2. Informasi akuntansi perusahaan tersedia secara akurat dan dapat diandalkan. Ini

dilakukan dengan cara memperkecil resiko baik atas salah saji laporan keuangan

yang disengaja (kecurangan) maupun yang tidak disengaja (kelalaian).

3. Karyawan telah mentaati hukum dan peraturan.

2.1.3. Unsur-Unsur Pengendalian internal

Agar pengendalian internal dapat berjalan secara efektif seperti yang diharapkan,

maka harus memiliki unsur pokok yang dapat mendukung prosesnya. Adapun unsur

pokok pengendalian internal menurut Mardi (2011:60), sebagai berikut:

1. Struktur organisasi

merupakan suatu kerangka pemisahan tanggung jawab secara tegas berdasarkan

fungsi dan tingkatan unit yang dibentuk. Prinsip dalam menyusun struktur

organisasi, yaitu pemisahan antara setiap fungsi yang ada dan suatu fungsi jangan

diberi tanggung jawab penuh melaksanakan semua tahapan kegiatan, hal ini

bertujuan supaya tercipta mekanisme saling mengendalikan antar fungsi secara

maksimal.

2. Sistem wewenang dan prosedur pencatatan dalam organisasi.


8

Struktur organisasi harus dilengkapi dengan uraian tugas yang mengatur hak dan

wewenang masing-masing tingkatan beserta seluruh jajarannya. Uraian tugas

harus didukung petunjuk prosedur berbentuk peraturan pelaksanaan tugas disertai

penjelasan mengenai pihak-pihak yang berwenang mengesahkan kegiatan,

kemudian berhubungan dengan pencatatan harus disertai pula prosedur yang baku.
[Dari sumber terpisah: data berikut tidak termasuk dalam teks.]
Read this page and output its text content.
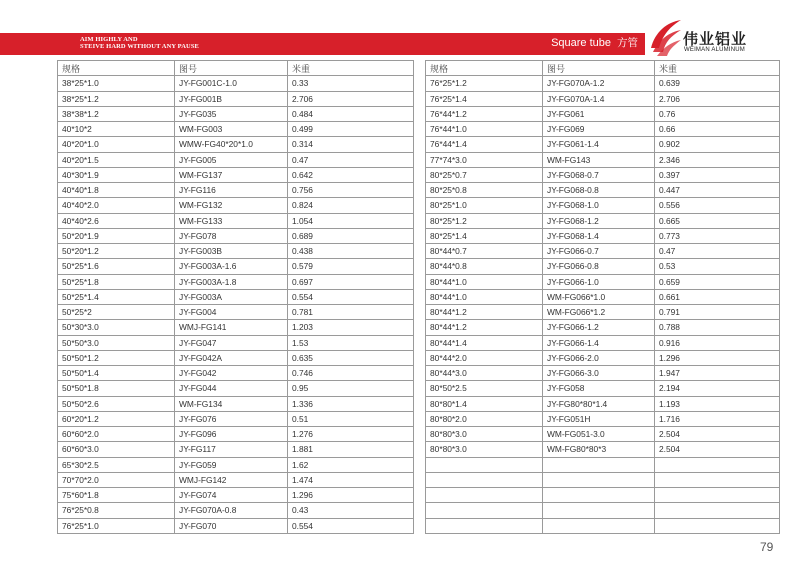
AIM HIGHLY AND
STEIVE HARD WITHOUT ANY PAUSE	Square tube 方管	伟业铝业
WEIMAN ALUMINUM
规格	图号	米重
38*25*1.0	JY-FG001C-1.0	0.33
38*25*1.2	JY-FG001B	2.706
38*38*1.2	JY-FG035	0.484
40*10*2	WM-FG003	0.499
40*20*1.0	WMW-FG40*20*1.0	0.314
40*20*1.5	JY-FG005	0.47
40*30*1.9	WM-FG137	0.642
40*40*1.8	JY-FG116	0.756
40*40*2.0	WM-FG132	0.824
40*40*2.6	WM-FG133	1.054
50*20*1.9	JY-FG078	0.689
50*20*1.2	JY-FG003B	0.438
50*25*1.6	JY-FG003A-1.6	0.579
50*25*1.8	JY-FG003A-1.8	0.697
50*25*1.4	JY-FG003A	0.554
50*25*2	JY-FG004	0.781
50*30*3.0	WMJ-FG141	1.203
50*50*3.0	JY-FG047	1.53
50*50*1.2	JY-FG042A	0.635
50*50*1.4	JY-FG042	0.746
50*50*1.8	JY-FG044	0.95
50*50*2.6	WM-FG134	1.336
60*20*1.2	JY-FG076	0.51
60*60*2.0	JY-FG096	1.276
60*60*3.0	JY-FG117	1.881
65*30*2.5	JY-FG059	1.62
70*70*2.0	WMJ-FG142	1.474
75*60*1.8	JY-FG074	1.296
76*25*0.8	JY-FG070A-0.8	0.43
76*25*1.0	JY-FG070	0.554
规格	图号	米重
76*25*1.2	JY-FG070A-1.2	0.639
76*25*1.4	JY-FG070A-1.4	2.706
76*44*1.2	JY-FG061	0.76
76*44*1.0	JY-FG069	0.66
76*44*1.4	JY-FG061-1.4	0.902
77*74*3.0	WM-FG143	2.346
80*25*0.7	JY-FG068-0.7	0.397
80*25*0.8	JY-FG068-0.8	0.447
80*25*1.0	JY-FG068-1.0	0.556
80*25*1.2	JY-FG068-1.2	0.665
80*25*1.4	JY-FG068-1.4	0.773
80*44*0.7	JY-FG066-0.7	0.47
80*44*0.8	JY-FG066-0.8	0.53
80*44*1.0	JY-FG066-1.0	0.659
80*44*1.0	WM-FG066*1.0	0.661
80*44*1.2	WM-FG066*1.2	0.791
80*44*1.2	JY-FG066-1.2	0.788
80*44*1.4	JY-FG066-1.4	0.916
80*44*2.0	JY-FG066-2.0	1.296
80*44*3.0	JY-FG066-3.0	1.947
80*50*2.5	JY-FG058	2.194
80*80*1.4	JY-FG80*80*1.4	1.193
80*80*2.0	JY-FG051H	1.716
80*80*3.0	WM-FG051-3.0	2.504
80*80*3.0	WM-FG80*80*3	2.504

79
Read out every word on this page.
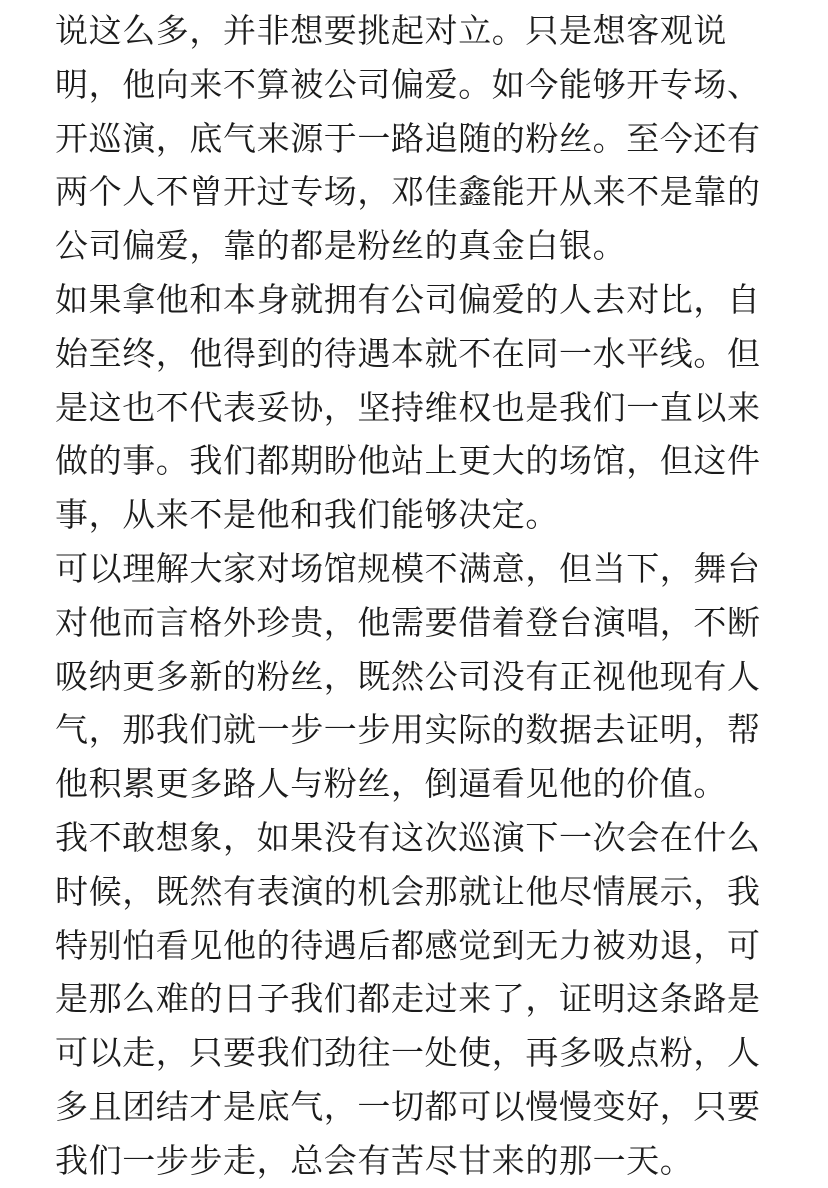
说这么多，并非想要挑起对立。只是想客观说
明，他向来不算被公司偏爱。如今能够开专场、
开巡演，底气来源于一路追随的粉丝。至今还有
两个人不曾开过专场，邓佳鑫能开从来不是靠的
公司偏爱，靠的都是粉丝的真金白银。
如果拿他和本身就拥有公司偏爱的人去对比，自
始至终，他得到的待遇本就不在同一水平线。但
是这也不代表妥协，坚持维权也是我们一直以来
做的事。我们都期盼他站上更大的场馆，但这件
事，从来不是他和我们能够决定。
可以理解大家对场馆规模不满意，但当下，舞台
对他而言格外珍贵，他需要借着登台演唱，不断
吸纳更多新的粉丝，既然公司没有正视他现有人
气，那我们就一步一步用实际的数据去证明，帮
他积累更多路人与粉丝，倒逼看见他的价值。
我不敢想象，如果没有这次巡演下一次会在什么
时候，既然有表演的机会那就让他尽情展示，我
特别怕看见他的待遇后都感觉到无力被劝退，可
是那么难的日子我们都走过来了，证明这条路是
可以走，只要我们劲往一处使，再多吸点粉，人
多且团结才是底气，一切都可以慢慢变好，只要
我们一步步走，总会有苦尽甘来的那一天。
Prosedur yang baik menjamin ketelitian dan keandalan data dalam perusahaan.

Transaksi terjadi apabila telah diotorisasi oleh pejabat yang berwenang dan setiap

dokumen memiliki bukti yang sah, ada paraf dan tanda tangan penjabat yang

memberi otorisasi.

3. Pelaksanaan kerja secara sehat

Tata cara kerja secara sehat merupakan pelaksanaan yang dibuat sedemikian rupa

sehingga mendukung tercapainya tujuan pengendalian internal yang ditunjukan

dalam beberapa cara. Unsur kehati-hatian (prudent) penting dijaga agar tidak

seorang pun menangani transaksi diawal sampai akhir sendirian, harus rolling

antar pegawai, melaksanakan berbagai tugas yang telah diberikan, memeriksa

kekurangan dalam pelaksanaan, serta menghindari kecurangan.

4. Pegawai berkualitas

Salah satu unsur pokok penggerak organisasi ialah karyawan, karyawan harus

berkualitas agar organisasi memiliki citra berkualitas. Secara umum kualitas

karyawan di tentukan oleh tiga aspek yaitu, pendidikan, pengalaman, dan akhlak.

Tidak hanya berkualitas, tetapi kesesuaian tanggung jawab dan pembagian tugas

perlu diperhatikan. Pegawai yang berkualitas dapat ditentukan berdasarkan proses


9

rekruitmen yang dilakukan kepada mereka, apakah berbasis profesional atau

berdasarkan carity (kedekatan teman).

Dari ke empat unsur diatas yang paling pokok adalah kualitas seorang karyawan

apabila suatu perusahaan mempunyai karyawan yang memiliki kualitas yang

maksimal tentunya akan berjalan lancar organisasi perusahaan tersebut.

Sedangkan menurut COSO dalam buku sujarweni (2015:71), ada 5 komponen dari

pengendalian internal yaitu:

1. Lingkungan pengendalian

Lingkungan pengendalian merupakan sarana dan prasarana yang ada di dalam

organisasi atau perusahaan untuk menjalankan struktur pengendalian internal yang

baik. Beberapa komponen yang memengaruhi lingkungan pengendalian internal

adalah:

a. Komitmen manajemen terhadap intergritas dan nilai-nilai etika. Dalam

perusahaan harus selalu ditanamkan etika dimana jika etika dilanggar itu

merupakan penyimpangan.contoh: datang tepat waktu adalah suatu etika yang

baik, dan begitu sebaliknya.

b. Filosofi yang dianut oleh manajemen dan gaya operasional yang dipakai oleh

manajemen, artinya di sini bahwa manajemen akan selalu menegakkan aturan.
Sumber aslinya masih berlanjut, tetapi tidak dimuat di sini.